Nehru viewed Dravidian extremist E.V.R. Periyar as a “perverted mind” who deserved to be in a “lunatic asylum”.
Nehru wrote the following words in his letter to the then Chief Minister of Tamil Nadu, K. Kamaraj:
“I am much distressed by the anti-Brahmin campaign continuously carried on by E.V. Ramaswami Naicker. I wrote to you I think about this some time ago, and I was told that this matter was under consideration. I find that Ramaswami Naicker is going on saying the same thing again and again and calling upon people at the right time to start stabbing and killing. What he says can only be said by a criminal or a lunatic. I do not know him adequately to be able to decide what he is, but one thing is clear to me that this kind of thing has a very demoralizing effect on the country. All the anti-social and criminal elements imagine that they can act in this way also. I suggest, therefore, to you that there should be no delay in dealing with this matter. Let him be put in a lunatic asylum and his perverted mind treated there.”
Nehru deemed Muslims’ contribution to India to be “inferior to what prevailed then in India”.
In his autobiography, “Discovery of India”, Nehru writes about Muslims:
“The Muslims who came to India from outside brought no new technique or political or economic structure. In spite of religious belief in the brotherhood of Islam, they were class bound and feudal in outlook. In technique and in the methods of production and industrial organization, they were inferior to what prevailed then in India. Thus their influence on the economic life of India and the social structure was very little.”
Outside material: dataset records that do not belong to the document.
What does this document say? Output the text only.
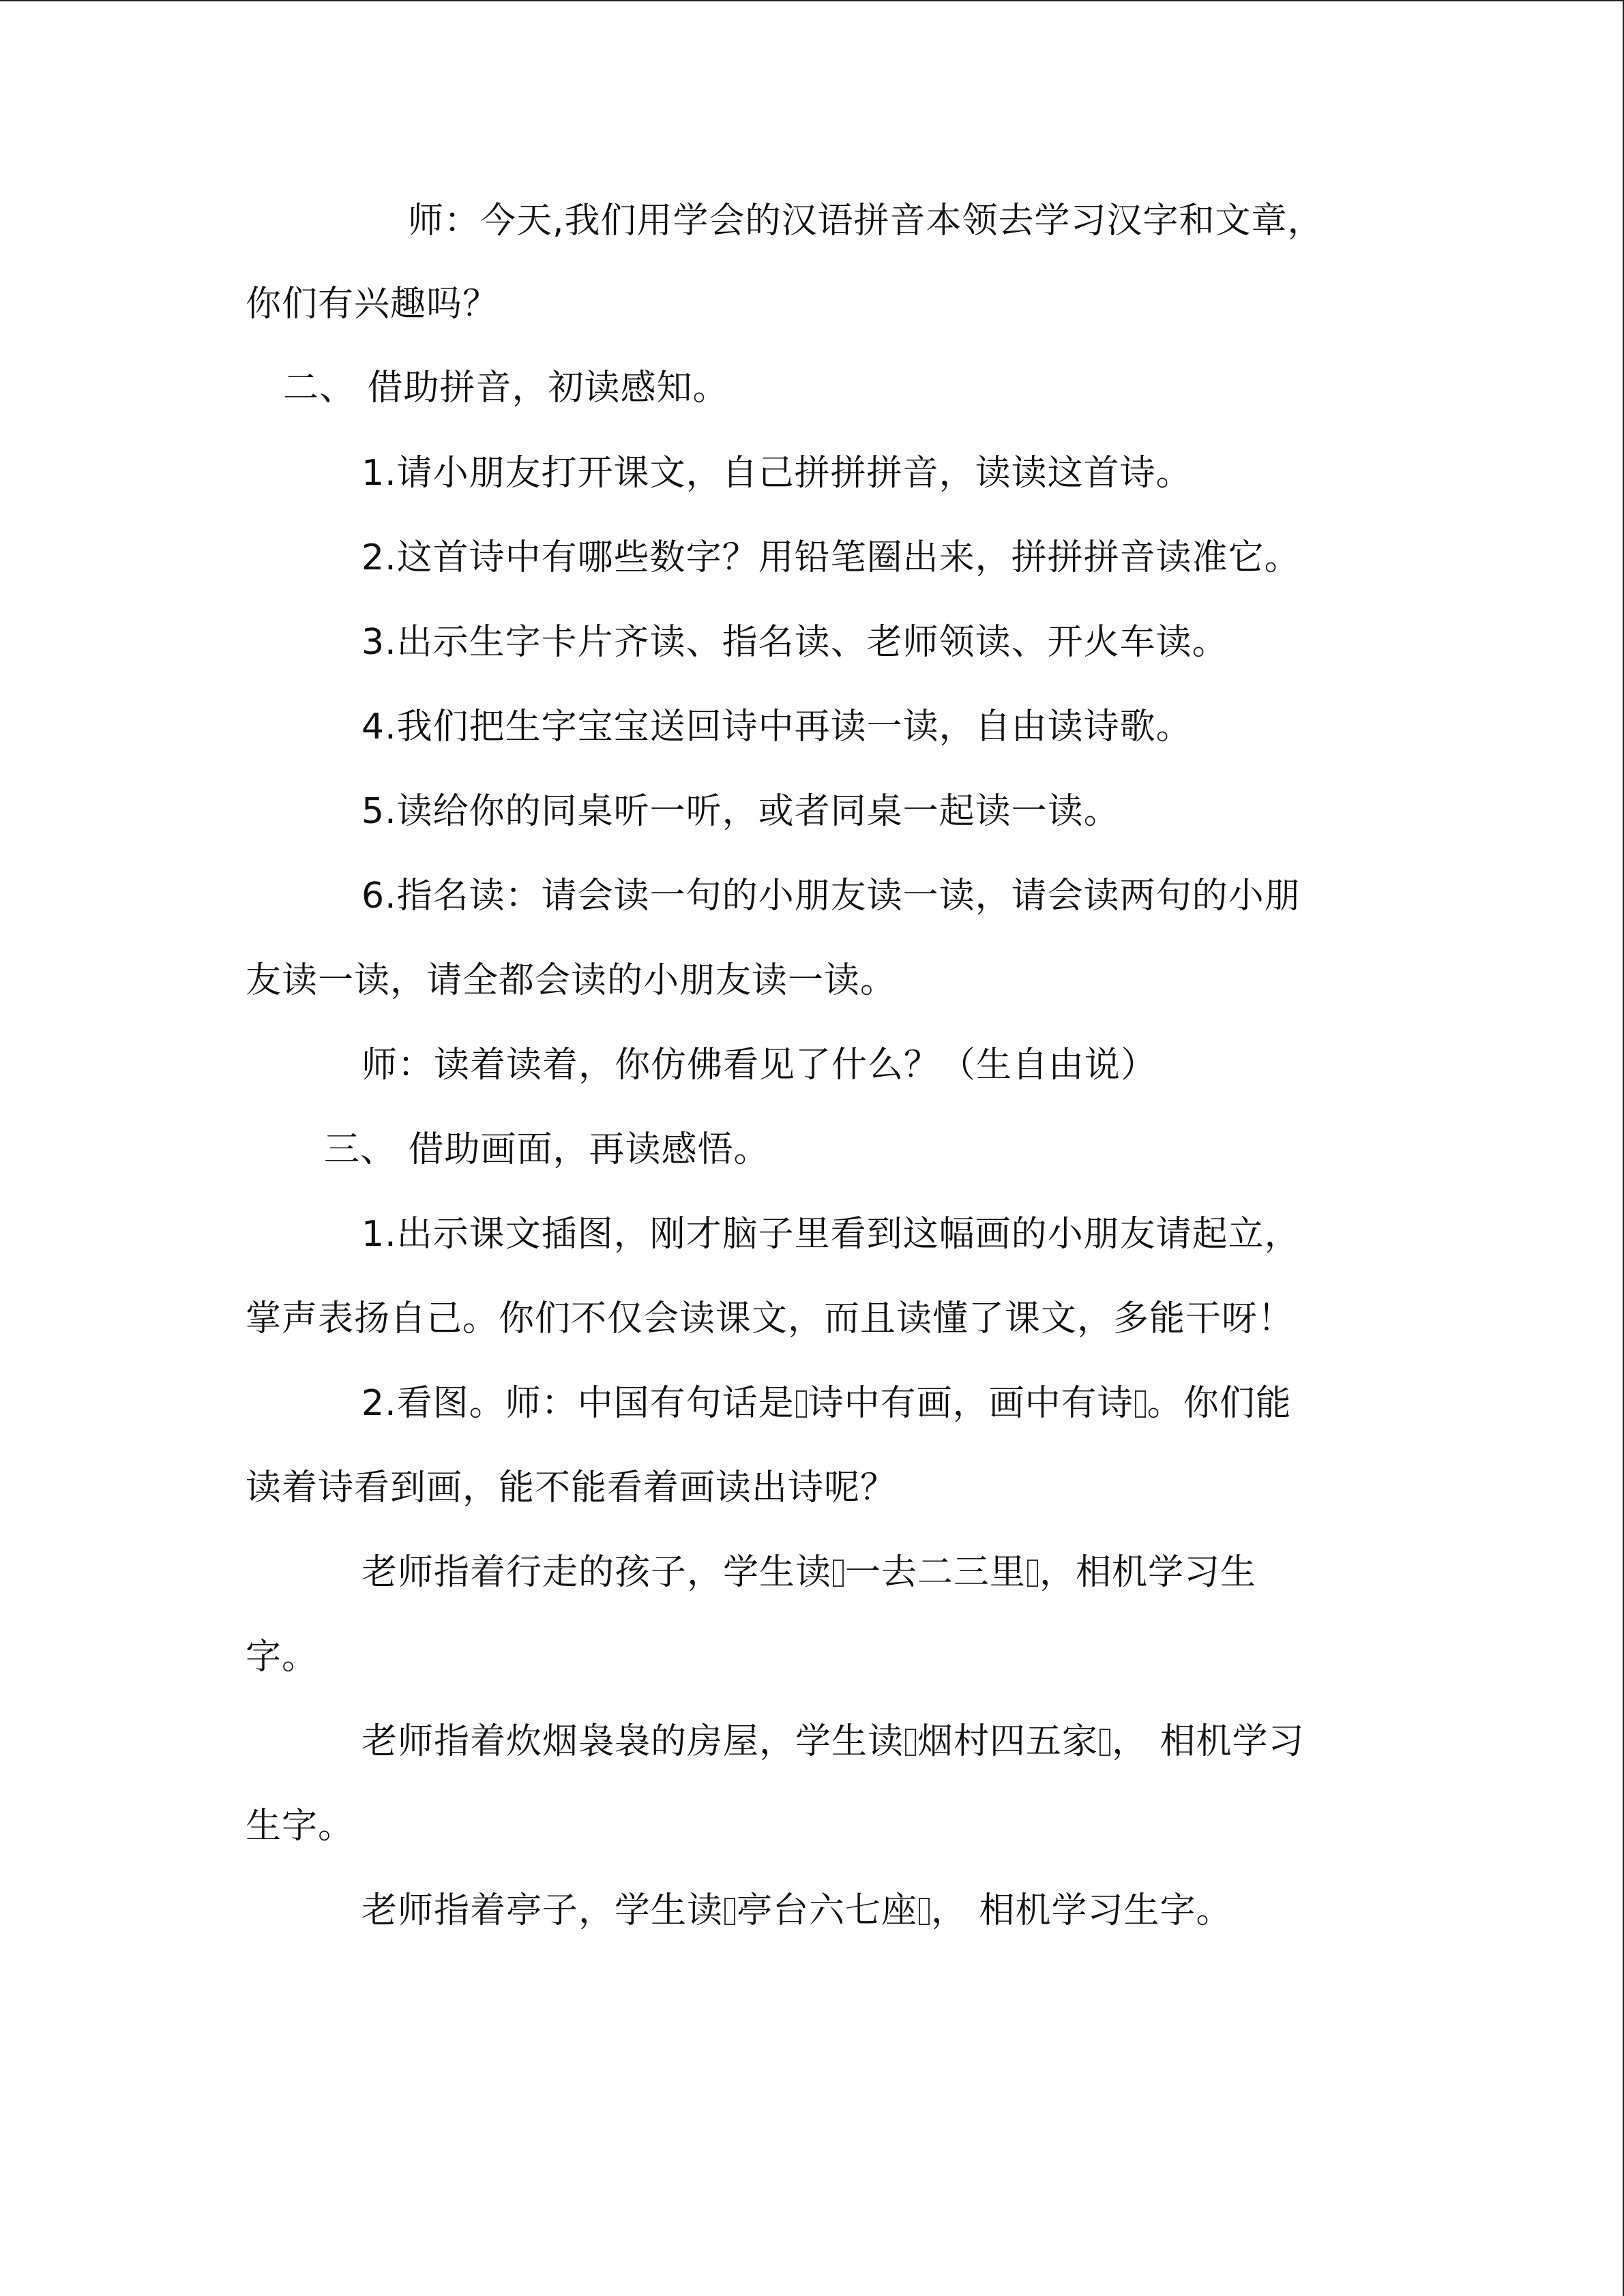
师：今天,我们用学会的汉语拼音本领去学习汉字和文章，
你们有兴趣吗？
二、 借助拼音，初读感知。
1.请小朋友打开课文，自己拼拼拼音，读读这首诗。
2.这首诗中有哪些数字？用铅笔圈出来，拼拼拼音读准它。
3.出示生字卡片齐读、指名读、老师领读、开火车读。
4.我们把生字宝宝送回诗中再读一读，自由读诗歌。
5.读给你的同桌听一听，或者同桌一起读一读。
6.指名读：请会读一句的小朋友读一读，请会读两句的小朋
友读一读，请全都会读的小朋友读一读。
师：读着读着，你仿佛看见了什么？（生自由说）
三、 借助画面，再读感悟。
1.出示课文插图，刚才脑子里看到这幅画的小朋友请起立，
掌声表扬自己。你们不仅会读课文，而且读懂了课文，多能干呀！
2.看图。师：中国有句话是 诗中有画，画中有诗 。你们能
读着诗看到画，能不能看着画读出诗呢？
老师指着行走的孩子，学生读 一去二三里 ，相机学习生
字。
老师指着炊烟袅袅的房屋，学生读 烟村四五家 ， 相机学习
生字。
老师指着亭子，学生读 亭台六七座 ， 相机学习生字。
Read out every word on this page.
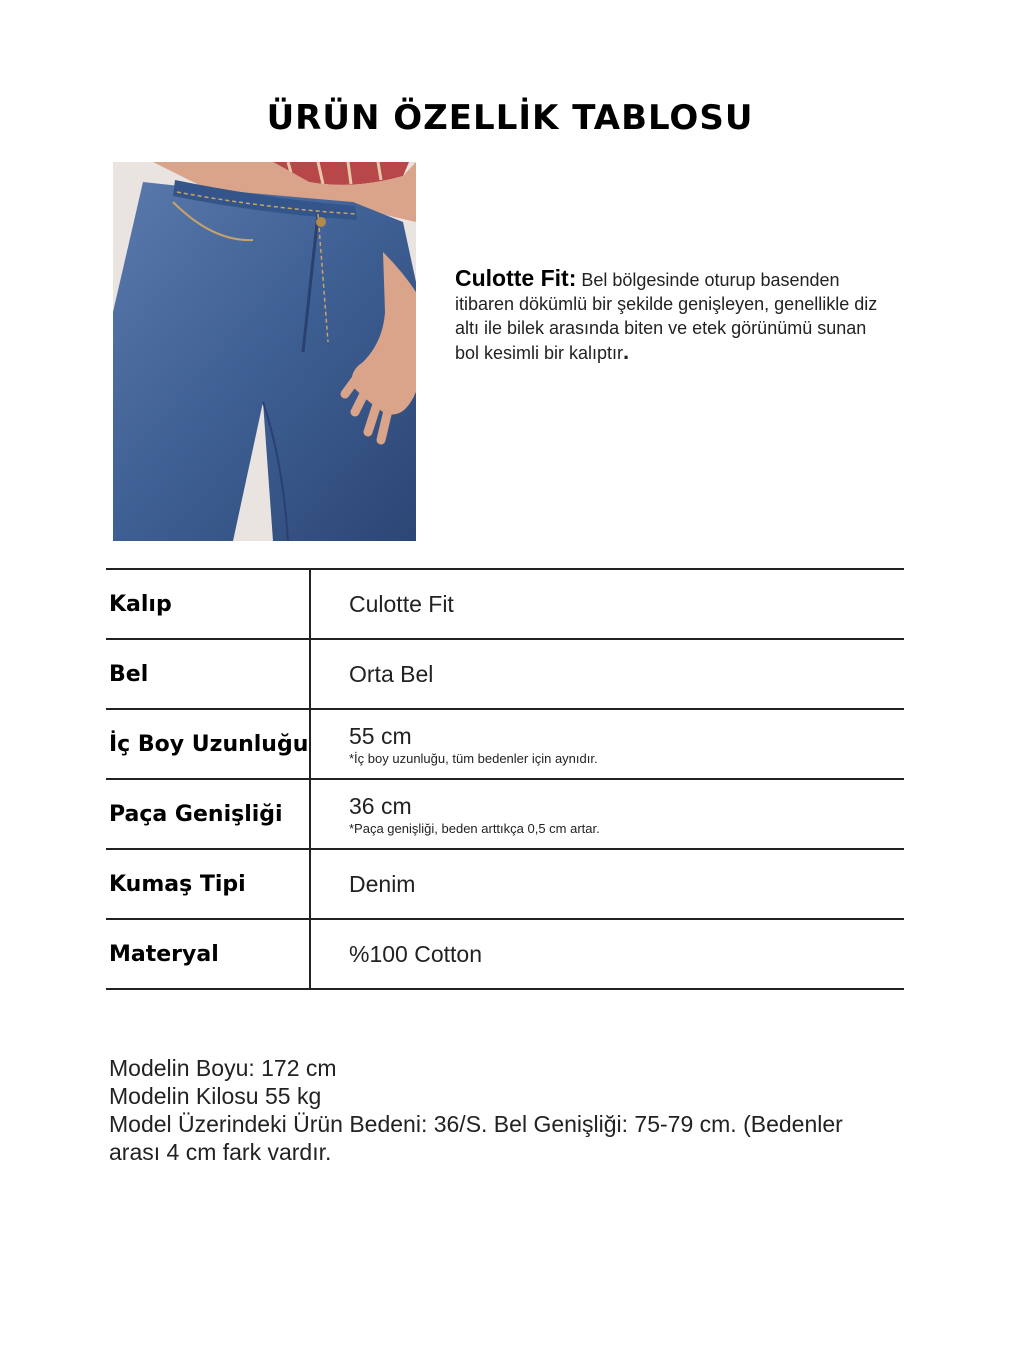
ÜRÜN ÖZELLİK TABLOSU
Culotte Fit: Bel bölgesinde oturup basenden itibaren dökümlü bir şekilde genişleyen, genellikle diz altı ile bilek arasında biten ve etek görünümü sunan bol kesimli bir kalıptır.
Kalıp	Culotte Fit
Bel	Orta Bel
İç Boy Uzunluğu	55 cm
*İç boy uzunluğu, tüm bedenler için aynıdır.

Paça Genişliği	36 cm
*Paça genişliği, beden arttıkça 0,5 cm artar.

Kumaş Tipi	Denim
Materyal	%100 Cotton
Modelin Boyu: 172 cm
Modelin Kilosu 55 kg
Model Üzerindeki Ürün Bedeni: 36/S. Bel Genişliği: 75-79 cm. (Bedenler arası 4 cm fark vardır.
In his last interview in 1964, he blamed Jinnah, Muslim landlords and the British for partition, by saying:
“In fact, he [Jinnah] opposed it. The Muslim League was started by 1911 and it was started really by the British, encouraged by them so as to create factions. And ultimately that came to partition.”
While maintaining that he and Mahatma Gandhi were opposed to partition, Nehru added:
“But ultimately I decided like others did. It is better to have partition than this constant trouble. You see, the leaders of the Muslim League were big landlords who did not like land reform. We were very anxious to have land reforms, which we did have afterwards. That is the reason we agreed for partition”
In April 12, 1932, Nehru wrote a letter to Indira Gandhi, to explain to her about Jesus and Christianity. He described in this letter how Christians have failed to understand the teachings of Jesus.
“Instead of understanding and following the teachings of Jesus, the Christians argued and quarreled about the nature of Jesus’s divinity and about the Trinity. They called each other heretics and persecuted each other and cut each other’s heads off. There was a great and violent controversy at one time among different Christian sects over a certain diphthong. One party said that the word Homo-ousion should be used in a prayer; the other wanted Homoi-ousion-this difference had reference to the divinity of Jesus. Over this diphthong fierce war was raged and large numbers of people were slaughtered. These internal disputes took place as the Church grew in power. They have continued between various Christian sects till quite recent times in the West.”
Nehru was an admirer of the holy Hindu scripture Bhagavada Gita. He wrote in his book “Discovery of India” about Bhagavada Gita:
“The Gita deals essentially with the spiritual background of human existence and it is in this context that the practical problems of everyday life appear. It is a call to action to meet the obligations and duties of life, but always keeping in view that spiritual background and the larger purpose of the universe. Inaction is condemned, and action and life have to be in accordance with the highest ideals of the age, for these ideals themselves may vary from age to age.”
In any case, we can be thankful that Nehru’s writings on these subjects are well preserved regardless of the nature where they are used.